Karl, 59, said Scots living in such remote areas were facing a cost of living disaster, with the cost of gas cylinders to heat their homes also soaring, reports the Daily Record. He has now moved into the caravan, which is parked on land where he keeps 20 sheep and a flock of chickens.

He said: “People are having to look at car-sharing because they can’t afford to fill up. We just don’t have the money. I’m living in a caravan because I had to sell my croft house. It’s all coming to a head.

“People are really starting to suffer here. We’re not on the gas mains network, so we’re all heating our houses with LPG gas bottles. They used to be about £40 and are now £60 each. In the summer, just using it for cooking, that’ll last me 10 days.”

He told how people were ­struggling with the price of food in the island’s main shop, the Co-op, where they are looking out for discounted food.

Karl added: “You’re seeing it etched in everyone’s faces – people are scared. You see more people buying the yellow-­stickered food in the shop. The whole system is messed up. Everything feels rigged against the people who actually live here and that’s after going through Covid.

“I have to use the food bank, and I’m on Universal Credit because I don’t earn enough and there’s no extra jobs going. I’m just making ends meet.

"There’s a lot of old people here, and if we have a bad winter some of them are going to freeze to death – that’s a fact. I lived through Thatcher but things have never been as bad as this. After Covid, people were looking forward to having some hope. There isn’t any.”

Petrol prices at Tiree’s only filling station, beside the pier at Scarinish, leapt more than 20p this week. Andrew Watson, managing director of fuel price comparison website PetrolPrices.com, reckons Tiree could have the most ­expensive petrol in Scotland.

He said: “From the data we have this would look to be the most expensive in Scotland, although with things changing so rapidly on price it may have been overtaken.”

Crofter Karl Hughes says that high fuel costs have left him poverty-stricken and he's been forced to move his family into a caravan (supplied)

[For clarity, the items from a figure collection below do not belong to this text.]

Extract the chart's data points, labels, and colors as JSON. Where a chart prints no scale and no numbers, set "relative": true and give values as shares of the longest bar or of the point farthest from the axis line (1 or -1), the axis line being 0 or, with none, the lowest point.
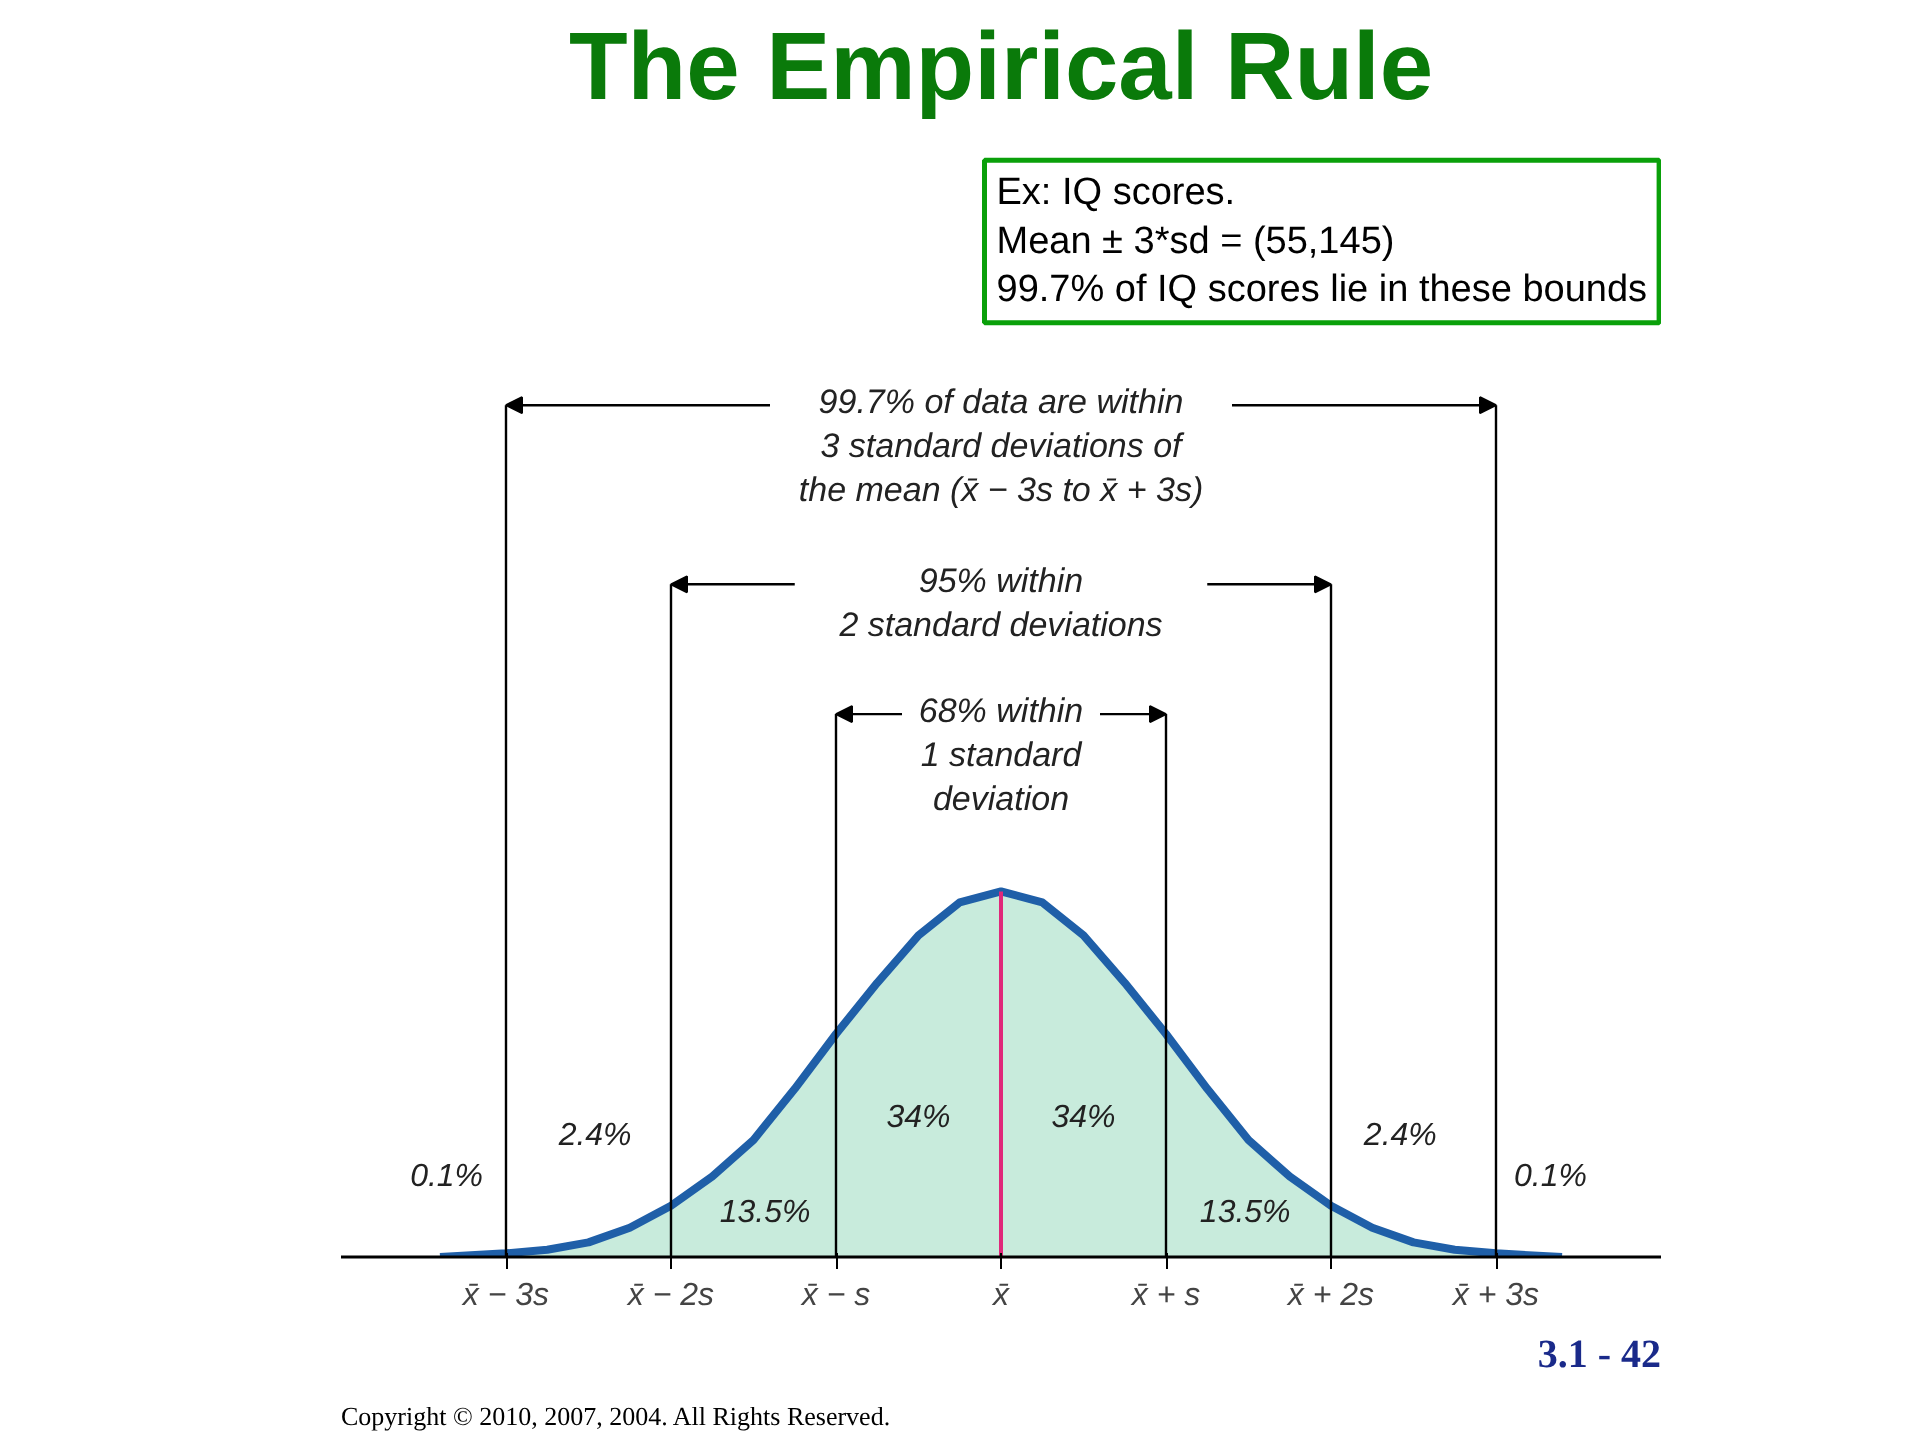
{
  "chart_data": {
    "type": "area",
    "title": "The Empirical Rule",
    "relative": true,
    "xlim": [
      -4,
      4
    ],
    "xticks": [
      {
        "value": -3,
        "label": "x̄ − 3s"
      },
      {
        "value": -2,
        "label": "x̄ − 2s"
      },
      {
        "value": -1,
        "label": "x̄ − s"
      },
      {
        "value": 0,
        "label": "x̄"
      },
      {
        "value": 1,
        "label": "x̄ + s"
      },
      {
        "value": 2,
        "label": "x̄ + 2s"
      },
      {
        "value": 3,
        "label": "x̄ + 3s"
      }
    ],
    "series": [
      {
        "type": "area",
        "color": "#c8ebdc",
        "x": [
          -3,
          -2.75,
          -2.5,
          -2.25,
          -2,
          -1.75,
          -1.5,
          -1.25,
          -1,
          -0.75,
          -0.5,
          -0.25,
          0,
          0.25,
          0.5,
          0.75,
          1,
          1.25,
          1.5,
          1.75,
          2,
          2.25,
          2.5,
          2.75,
          3
        ],
        "values": [
          0.01,
          0.02,
          0.04,
          0.08,
          0.14,
          0.22,
          0.32,
          0.46,
          0.61,
          0.75,
          0.88,
          0.97,
          1,
          0.97,
          0.88,
          0.75,
          0.61,
          0.46,
          0.32,
          0.22,
          0.14,
          0.08,
          0.04,
          0.02,
          0.01
        ]
      },
      {
        "type": "line",
        "color": "#1f5fa8",
        "x": [
          -3.4,
          -3,
          -2.75,
          -2.5,
          -2.25,
          -2,
          -1.75,
          -1.5,
          -1.25,
          -1,
          -0.75,
          -0.5,
          -0.25,
          0,
          0.25,
          0.5,
          0.75,
          1,
          1.25,
          1.5,
          1.75,
          2,
          2.25,
          2.5,
          2.75,
          3,
          3.4
        ],
        "values": [
          0,
          0.01,
          0.02,
          0.04,
          0.08,
          0.14,
          0.22,
          0.32,
          0.46,
          0.61,
          0.75,
          0.88,
          0.97,
          1,
          0.97,
          0.88,
          0.75,
          0.61,
          0.46,
          0.32,
          0.22,
          0.14,
          0.08,
          0.04,
          0.02,
          0.01,
          0
        ]
      }
    ],
    "ref_lines": [
      {
        "axis": "x",
        "value": -3,
        "color": "#000000"
      },
      {
        "axis": "x",
        "value": -2,
        "color": "#000000"
      },
      {
        "axis": "x",
        "value": -1,
        "color": "#000000"
      },
      {
        "axis": "x",
        "value": 0,
        "color": "#e0287a"
      },
      {
        "axis": "x",
        "value": 1,
        "color": "#000000"
      },
      {
        "axis": "x",
        "value": 2,
        "color": "#000000"
      },
      {
        "axis": "x",
        "value": 3,
        "color": "#000000"
      }
    ],
    "annotations": [
      "Ex: IQ scores.\nMean ± 3*sd = (55,145)\n99.7% of IQ scores lie in these bounds",
      "Copyright © 2010, 2007, 2004. All Rights Reserved.",
      "3.1 - 42",
      "99.7% of data are within\n3 standard deviations of\nthe mean (x̄ − 3s to x̄ + 3s)",
      "95% within\n2 standard deviations",
      "68% within\n1 standard\ndeviation",
      "34%",
      "34%",
      "13.5%",
      "13.5%",
      "2.4%",
      "2.4%",
      "0.1%",
      "0.1%"
    ]
  }
}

Frazer MacInnes, 36, has lived on Tiree all of his life and runs the Tiree Sea Tours sailing business as well as Toraz, the island’s car rental business. He said soaring fuel costs on the island have made it difficult to keep afloat.

He said: “Fuel prices are doubling in the space of a year. We’re having to pass that on to customers, which we don’t want to do, but we don’t have a choice.

“I’m certain I’ll be spending £10,000 a week on fuel in July. We’re seeing fewer customers too.”

Jenni Minto, SNP MSP for Argyll and Bute, says the situation in Scotland's rural communities isn't being spoken about enough.

"I have no recollection of petrol prices going up so much in such a short period of time and I've had people raise it with me a lot," she said. "It's really impacting on how rural people live their lives because they need their cars to get about, more than in a city. I recognise the challenges and the additional costs they see.

"Bringing down the cost of fuel is within the gift of the UK Government but barely a day goes by without me speaking to somebody in the Scottish Government to tell them: 'Remember the islanders'. This is something I raise regularly in parliament and the Scottish Government is listening more to the way islanders operate.

"Kate Forbes, the finance secretary, has written to Westminster to talk about the increased costs in Scotland and has put forward solutions more widely: increasing social security benefits, reinstating the Universal Credit uplift and increasing the National Living Wage to the Real Living Wage.

"We are doing things but I think the fact it's being talked about can only help."